Exact Constraint Enforcement in Physics-Informed Extreme Learning Machines using Null-Space Projection Framework
Rishi Mishra, Smriti, Balaji Srinivasan, Sundararajan Natarajan, Ganapathy Krishnamurthi
TL;DR
This work introduces NP-PIELM, a method that enforces linear boundary and initial constraints exactly by projecting the PIELM coefficient vector onto the null space of the boundary operator, converting constrained optimization into an unconstrained least-squares problem on a constraint-preserving manifold. By parameterizing feasible coefficients as $\boldsymbol{\beta}=\boldsymbol{\beta}_{\star}+\mathbf{W}\boldsymbol{\eta}$, the approach guarantees $\mathbf{B}_{bc}\boldsymbol{\beta}=\boldsymbol{g}$ for all $\boldsymbol{\eta}$ and solves a reduced least-squares problem to obtain the optimal $\boldsymbol{\eta}$, with the final coefficients recovered as $\boldsymbol{\beta}^{\star}=\boldsymbol{\beta}_{\star}+\mathbf{W}\boldsymbol{\eta}^{\star}$. The framework avoids penalty terms, dual variables, and geometry-specific constraint constructions, while remaining scalable to arbitrary geometries and higher dimensions.
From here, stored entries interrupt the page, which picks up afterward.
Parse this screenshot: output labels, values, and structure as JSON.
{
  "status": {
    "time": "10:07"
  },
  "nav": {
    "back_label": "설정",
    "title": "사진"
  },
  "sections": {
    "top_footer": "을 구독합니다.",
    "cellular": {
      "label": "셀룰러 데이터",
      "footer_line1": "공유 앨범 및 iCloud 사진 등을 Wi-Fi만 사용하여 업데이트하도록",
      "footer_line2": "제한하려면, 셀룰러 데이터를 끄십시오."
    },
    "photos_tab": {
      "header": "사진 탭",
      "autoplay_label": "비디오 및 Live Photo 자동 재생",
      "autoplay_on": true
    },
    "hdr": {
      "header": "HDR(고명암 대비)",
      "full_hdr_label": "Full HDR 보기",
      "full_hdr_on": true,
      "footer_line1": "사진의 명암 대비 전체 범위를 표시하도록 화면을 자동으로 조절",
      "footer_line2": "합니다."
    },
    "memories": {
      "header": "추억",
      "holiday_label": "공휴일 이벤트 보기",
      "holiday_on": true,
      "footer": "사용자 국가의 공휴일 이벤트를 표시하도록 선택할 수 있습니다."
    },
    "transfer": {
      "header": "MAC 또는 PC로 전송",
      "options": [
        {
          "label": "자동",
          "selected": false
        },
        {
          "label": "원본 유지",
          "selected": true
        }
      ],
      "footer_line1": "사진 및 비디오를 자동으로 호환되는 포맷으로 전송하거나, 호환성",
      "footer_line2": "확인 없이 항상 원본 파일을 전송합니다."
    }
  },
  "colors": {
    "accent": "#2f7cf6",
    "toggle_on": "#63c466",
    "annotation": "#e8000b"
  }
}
Numerical experiments on 1D and 2D elliptic and parabolic problems—including complex domains and coupled flows—demonstrate machine-precision enforcement of constraints and superior accuracy. The methodology offers a dimensionally robust, computationally efficient alternative to penalty-based and variational constraint approaches, with broad applicability in physics-informed learning and scientific computing.
Abstract
Physics-informed extreme learning machines (PIELMs) typically impose boundary and initial conditions through penalty terms, yielding only approximate satisfaction that is sensitive to user-specified weights and can propagate errors into the interior solution. This work introduces Null-Space Projected PIELM (NP-PIELM), achieving exact constraint enforcement through algebraic projection in coefficient space. The method exploits the geometric structure of the admissible coefficient manifold, recognizing that it admits a decomposition through the null space of the boundary operator. By characterizing this manifold via a translation-invariant representation and projecting onto the kernel component, optimization is restricted to constraint-preserving directions, transforming the constrained problem into unconstrained least-squares where boundary conditions are satisfied exactly at discrete collocation points. This eliminates penalty coefficients, dual variables, and problem-specific constructions while preserving single-shot training efficiency. Numerical experiments on elliptic and parabolic problems including complex geometries and mixed boundary conditions validate the framework.